A Virginia council of the Knights of Columbus will be permitted to hold its annual Memorial Day Mass on Monday, May 27, 2024, in a federal cemetery after the National Park Service (NPS) backed down and allowed the group to hold the observance./ Credit: Win McNamee/Getty Images

A Virginia council of the Knights of Columbus will be permitted to hold its annual Memorial Day Mass in a federal cemetery after the National Park Service (NPS) backed down and allowed the group to hold the observance.

Knights of Columbus Petersburg Council 694 had filed a temporary restraining order against NPS after the park service forbade the council from holding its annual Memorial Day Mass at Poplar Grove National Cemetery.

First Liberty Institute, which represented the Knights in the dispute, said in a press release this week that the fraternal organization has “held the service at the park every year since at least the 1960s.”
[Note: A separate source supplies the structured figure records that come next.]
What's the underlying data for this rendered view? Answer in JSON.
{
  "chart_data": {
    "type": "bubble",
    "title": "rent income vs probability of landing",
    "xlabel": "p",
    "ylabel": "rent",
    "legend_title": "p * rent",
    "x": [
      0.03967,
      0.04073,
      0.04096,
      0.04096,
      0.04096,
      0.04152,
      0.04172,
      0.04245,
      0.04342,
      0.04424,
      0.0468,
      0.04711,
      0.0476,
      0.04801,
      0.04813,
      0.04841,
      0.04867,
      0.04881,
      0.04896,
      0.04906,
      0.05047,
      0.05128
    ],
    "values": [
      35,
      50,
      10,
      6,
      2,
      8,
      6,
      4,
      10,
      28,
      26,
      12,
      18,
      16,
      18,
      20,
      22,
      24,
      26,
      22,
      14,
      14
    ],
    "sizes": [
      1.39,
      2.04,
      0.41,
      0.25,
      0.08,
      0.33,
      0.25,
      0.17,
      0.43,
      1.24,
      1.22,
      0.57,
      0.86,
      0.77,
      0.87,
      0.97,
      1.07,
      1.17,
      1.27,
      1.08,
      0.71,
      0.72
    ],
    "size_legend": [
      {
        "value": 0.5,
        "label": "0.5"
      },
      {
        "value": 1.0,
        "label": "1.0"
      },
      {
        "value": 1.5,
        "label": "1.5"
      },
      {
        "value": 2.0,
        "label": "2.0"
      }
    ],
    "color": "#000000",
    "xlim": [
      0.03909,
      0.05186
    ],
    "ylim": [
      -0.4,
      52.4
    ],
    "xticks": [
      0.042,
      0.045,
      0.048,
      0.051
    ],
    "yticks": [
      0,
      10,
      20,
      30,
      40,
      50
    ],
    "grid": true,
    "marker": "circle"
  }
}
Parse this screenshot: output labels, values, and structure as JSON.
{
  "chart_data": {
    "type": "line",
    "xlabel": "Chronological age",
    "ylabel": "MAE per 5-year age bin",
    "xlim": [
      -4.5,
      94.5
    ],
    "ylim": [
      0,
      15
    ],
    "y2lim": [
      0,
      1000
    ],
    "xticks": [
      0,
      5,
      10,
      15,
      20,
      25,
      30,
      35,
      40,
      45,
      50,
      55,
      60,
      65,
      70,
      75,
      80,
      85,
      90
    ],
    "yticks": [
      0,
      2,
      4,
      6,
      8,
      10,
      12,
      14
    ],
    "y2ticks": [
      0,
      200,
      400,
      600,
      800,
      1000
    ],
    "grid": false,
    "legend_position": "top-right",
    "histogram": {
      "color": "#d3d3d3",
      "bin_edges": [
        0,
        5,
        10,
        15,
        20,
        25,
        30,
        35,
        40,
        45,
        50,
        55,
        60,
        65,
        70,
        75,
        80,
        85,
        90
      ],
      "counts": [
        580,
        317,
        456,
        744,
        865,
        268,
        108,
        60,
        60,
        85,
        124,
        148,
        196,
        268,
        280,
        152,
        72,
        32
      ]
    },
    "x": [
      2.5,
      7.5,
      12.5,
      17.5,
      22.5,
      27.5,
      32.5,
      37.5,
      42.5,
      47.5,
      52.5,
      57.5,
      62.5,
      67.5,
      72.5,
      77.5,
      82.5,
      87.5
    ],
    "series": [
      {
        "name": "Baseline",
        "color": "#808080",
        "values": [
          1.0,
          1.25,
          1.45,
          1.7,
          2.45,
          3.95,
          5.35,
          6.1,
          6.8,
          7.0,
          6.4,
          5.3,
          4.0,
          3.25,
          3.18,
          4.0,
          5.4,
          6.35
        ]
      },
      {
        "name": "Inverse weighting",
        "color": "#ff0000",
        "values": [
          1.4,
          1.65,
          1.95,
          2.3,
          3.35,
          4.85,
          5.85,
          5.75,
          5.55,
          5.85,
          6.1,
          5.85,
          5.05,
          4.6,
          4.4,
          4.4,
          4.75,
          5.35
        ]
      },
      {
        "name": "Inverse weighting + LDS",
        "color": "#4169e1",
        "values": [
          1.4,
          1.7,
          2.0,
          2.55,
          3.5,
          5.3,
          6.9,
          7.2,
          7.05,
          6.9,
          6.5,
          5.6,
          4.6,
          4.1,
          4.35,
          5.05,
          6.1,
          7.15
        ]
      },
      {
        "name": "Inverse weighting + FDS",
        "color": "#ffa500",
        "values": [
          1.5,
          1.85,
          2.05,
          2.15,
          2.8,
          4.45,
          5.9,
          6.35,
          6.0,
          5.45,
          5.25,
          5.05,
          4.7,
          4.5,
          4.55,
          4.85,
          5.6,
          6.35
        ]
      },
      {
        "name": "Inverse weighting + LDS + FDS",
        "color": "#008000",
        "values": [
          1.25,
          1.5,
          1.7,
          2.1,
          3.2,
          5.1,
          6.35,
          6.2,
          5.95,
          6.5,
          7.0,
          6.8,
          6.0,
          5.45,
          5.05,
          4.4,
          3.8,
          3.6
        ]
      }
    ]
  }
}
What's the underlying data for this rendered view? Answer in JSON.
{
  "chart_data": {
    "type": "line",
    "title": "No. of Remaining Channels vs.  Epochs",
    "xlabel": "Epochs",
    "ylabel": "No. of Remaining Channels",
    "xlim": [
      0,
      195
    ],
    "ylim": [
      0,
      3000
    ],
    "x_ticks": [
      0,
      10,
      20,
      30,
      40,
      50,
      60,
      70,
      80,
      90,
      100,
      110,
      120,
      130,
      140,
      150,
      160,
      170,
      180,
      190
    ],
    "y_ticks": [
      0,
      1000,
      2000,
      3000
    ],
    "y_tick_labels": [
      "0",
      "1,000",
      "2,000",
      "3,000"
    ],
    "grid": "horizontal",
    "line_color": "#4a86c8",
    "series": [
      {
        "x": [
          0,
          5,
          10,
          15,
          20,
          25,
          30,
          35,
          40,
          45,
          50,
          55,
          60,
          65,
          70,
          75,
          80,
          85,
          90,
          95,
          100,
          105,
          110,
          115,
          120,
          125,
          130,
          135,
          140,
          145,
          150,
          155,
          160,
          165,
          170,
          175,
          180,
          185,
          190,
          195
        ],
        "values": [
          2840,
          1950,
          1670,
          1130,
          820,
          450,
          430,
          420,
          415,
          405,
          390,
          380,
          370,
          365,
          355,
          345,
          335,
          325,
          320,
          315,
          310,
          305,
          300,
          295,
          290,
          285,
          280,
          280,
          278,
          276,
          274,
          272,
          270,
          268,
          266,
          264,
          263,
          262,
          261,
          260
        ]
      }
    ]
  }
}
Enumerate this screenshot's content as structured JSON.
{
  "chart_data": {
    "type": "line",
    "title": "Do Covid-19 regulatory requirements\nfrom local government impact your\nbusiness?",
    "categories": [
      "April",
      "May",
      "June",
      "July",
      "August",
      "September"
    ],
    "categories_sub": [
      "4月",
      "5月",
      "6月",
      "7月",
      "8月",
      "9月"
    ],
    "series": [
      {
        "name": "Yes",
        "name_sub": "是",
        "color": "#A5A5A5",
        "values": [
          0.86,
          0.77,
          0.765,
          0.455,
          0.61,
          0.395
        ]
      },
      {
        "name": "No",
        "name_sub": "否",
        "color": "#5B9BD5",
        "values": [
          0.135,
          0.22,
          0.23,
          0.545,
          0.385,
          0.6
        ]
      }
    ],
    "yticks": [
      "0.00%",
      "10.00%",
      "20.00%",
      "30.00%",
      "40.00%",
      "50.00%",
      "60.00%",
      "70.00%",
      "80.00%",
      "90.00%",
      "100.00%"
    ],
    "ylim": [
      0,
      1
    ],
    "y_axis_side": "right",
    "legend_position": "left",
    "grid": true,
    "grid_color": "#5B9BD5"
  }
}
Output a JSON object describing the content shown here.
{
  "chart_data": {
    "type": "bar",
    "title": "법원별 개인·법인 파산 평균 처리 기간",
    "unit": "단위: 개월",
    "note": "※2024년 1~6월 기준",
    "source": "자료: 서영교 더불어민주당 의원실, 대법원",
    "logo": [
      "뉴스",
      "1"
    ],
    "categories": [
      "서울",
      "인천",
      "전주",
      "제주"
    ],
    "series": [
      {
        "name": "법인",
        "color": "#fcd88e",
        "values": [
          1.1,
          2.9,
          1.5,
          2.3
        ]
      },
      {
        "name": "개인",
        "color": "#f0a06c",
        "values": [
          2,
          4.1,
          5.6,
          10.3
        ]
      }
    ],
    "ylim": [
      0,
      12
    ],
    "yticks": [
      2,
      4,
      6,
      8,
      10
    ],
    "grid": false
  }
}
The filing, made in U.S. District Court for the Eastern District of Virginia, said NPS decided in 2023 that the annual Mass, held at the cemetery within Petersburg National Battlefield, “would henceforth be categorized as a prohibited ‘demonstration’ under NPS regulations because it is a ‘religious service.’”

Yet on Thursday afternoon, First Liberty Institute said in a press release that the Knights would be permitted to hold the Mass on Monday as planned.

NPS “has granted a permit … allowing the Knights’ annual Memorial Day Mass service” on Monday, the organization said.

“We are grateful to the NPS for allowing the Knights to hold their service this Memorial Day,” John Moran, a partner with the law firm McGuireWoods, said in the statement. 

Roger Byron, a senior counsel at First Liberty, said that the Knights “are thrilled that they will be able to exercise their religious beliefs and keep this honorable tradition alive.”  

“We appreciate the tremendous support of Gov. [Glenn] Youngkin and Attorney General [Jason] Miyares in this case,” Byron said. 

Park service officials had earlier said the Knights could hold the Mass “outside the cemetery on a patch of grass near the parking lot,” which the Knights’ filing said was “unreasonable, unnecessary, and unconstitutional.”

The Knights said the park service was “misapplying its own regulations” and “unlawfully infringing on the Knights’ First Amendment rights.” The filing said the federal government was also violating the Religious Freedom Restoration Act (RFRA), a 1993-era law that places strict rules on how the government may infringe on a person’s religious liberty. 

Officials with the National Park Service also did not respond to a query on the suit on Thursday. 

Byron had said earlier this week that the park service was “way out of line.”  

“This is the kind of unlawful discrimination and censorship RFRA and the First Amendment were enacted to prevent,” Byron said.